Falando Sério: Nenhuma forma de Violência vale a pena

Em matéria intitulada “PF apela à psicologia para algemar” publicada no jornal O Estado de São Paulo de 14 de setembro último, lemos o depoimento de duas psicólogas, pertencentes aos quadros da Polícia Federal, onde afirmam ser justificado o ato de algemar, indiscriminadamente, cidadãos que recebem voz de prisão por agentes da PF. Em que pese o lugar de onde opinam as profissionais- elas próprias parte da corporação policial em pauta- suas idéias e concepções não coincidem com os princípios que orientam hoje o debate da psicologia brasileira em torno do tema da justiça, segurança pública e defesa dos direitos humanos. O Sistema Conselhos de Psicologia ( Conselho Federal e Conselhos Regionais) estão próximos de realizar o II seminário sobre o sistema prisional brasileiro e o papel dos psicólogos.

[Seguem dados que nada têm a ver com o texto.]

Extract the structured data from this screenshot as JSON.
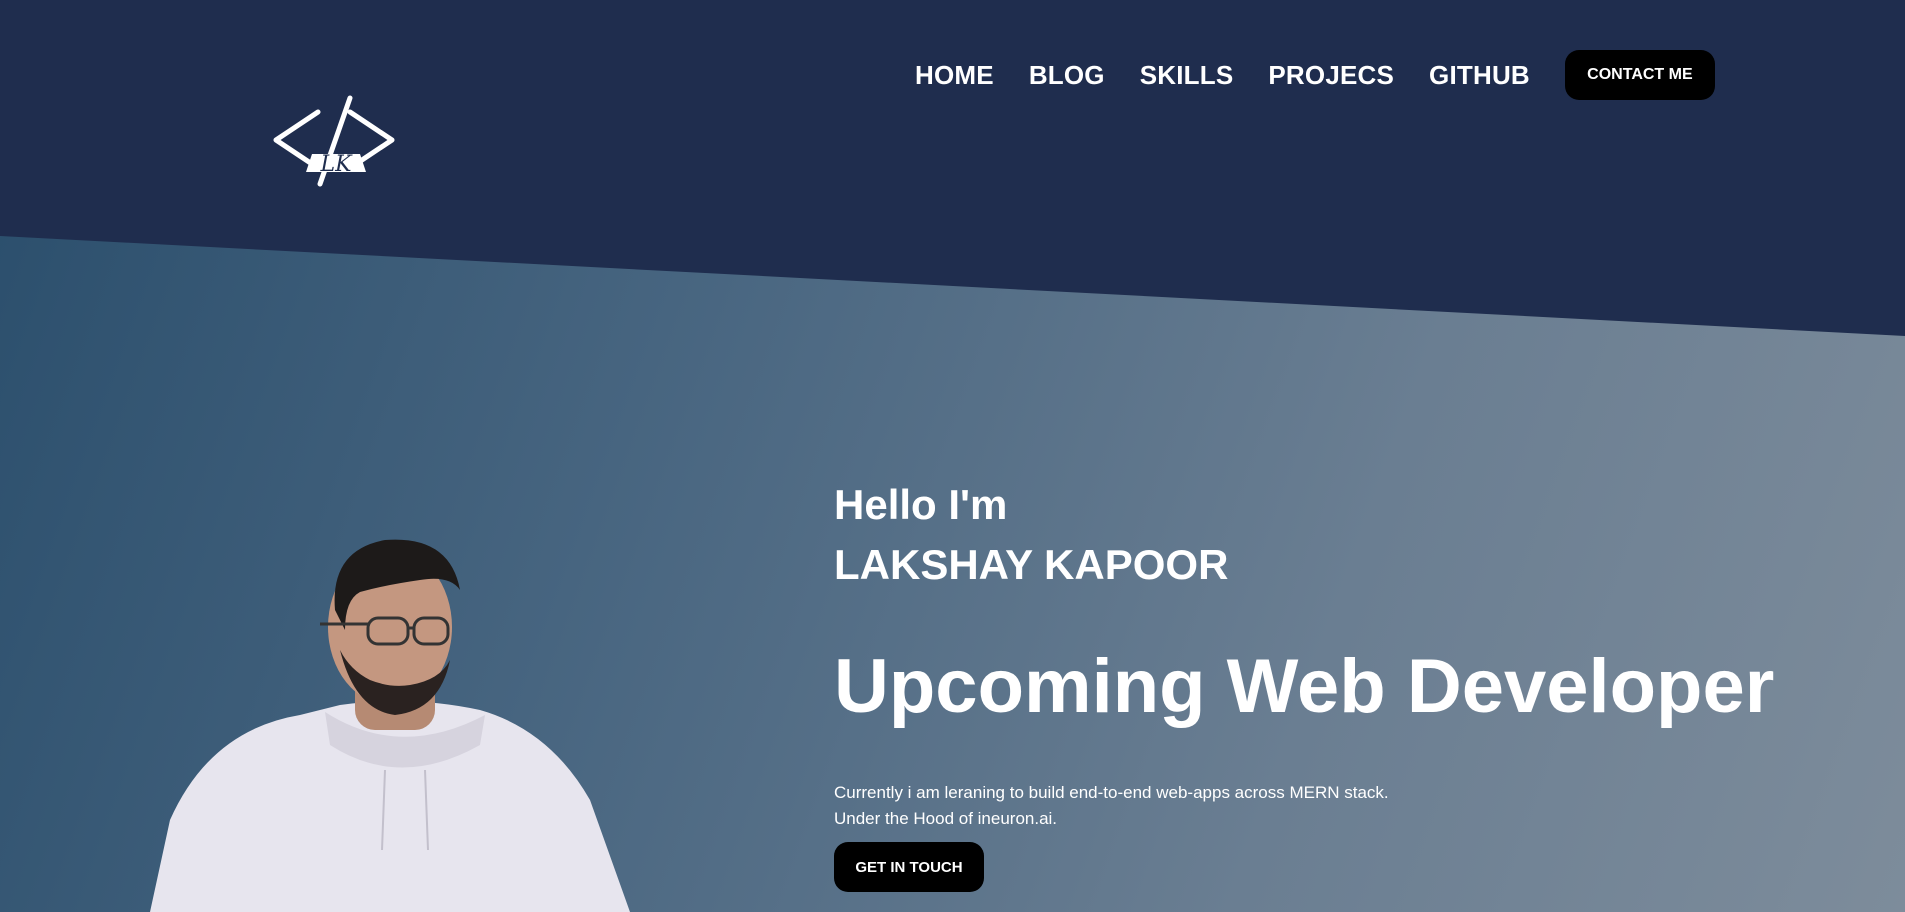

Na pauta ! desse seminário apontamos claramente para a tarefa urgente de tratarmos as políticas criminal, penitenciária e de segurança pública brasileiras como caso de calamidade pública merecendo a preocupação de toda a sociedade. Em nossos cárceres imundos mantemos cerca de meio milhão de seres humanos, preponderantemente jovens e miseráveis, muitos deles sem sentença condenatória e passando por todo tipo de violação de direitos. A violência do Estado, muitas vezes legitimada pela mídia, torna-se recurso natural nas ações de repressão aos atos infracionais.

Ora, algemar sob o argumento de que o estresse torna os sujeitos humanos imprevisíveis é generalizar os fenômenos psicológicos, banalizando sua complexidade. Isso pode acabar por justificar a transformação de uma ação de prevenção em ato de ostentação de força e violência onde o sujeito abordado pode tornar-se vítima de humilhação social. Esse efetivamente não deve ser o papel da PF que tem demonstrado seriedade e cautela nas operações que todos acompanhamos nos últimos tempos. O uso da violência desqualifica sua conduta profissional, perdendo credibilidade social e o respeito dos cidadãos que acreditam nos princípios democráticos.
O Conselho Federal de Psicologia, em sintonia com a campanha das Comissões de Direitos Humanos do Sistema Conselhos de Psicologia, acredita que NENHUMA FORMA DE VIOLÊNCIA VALE A PENA.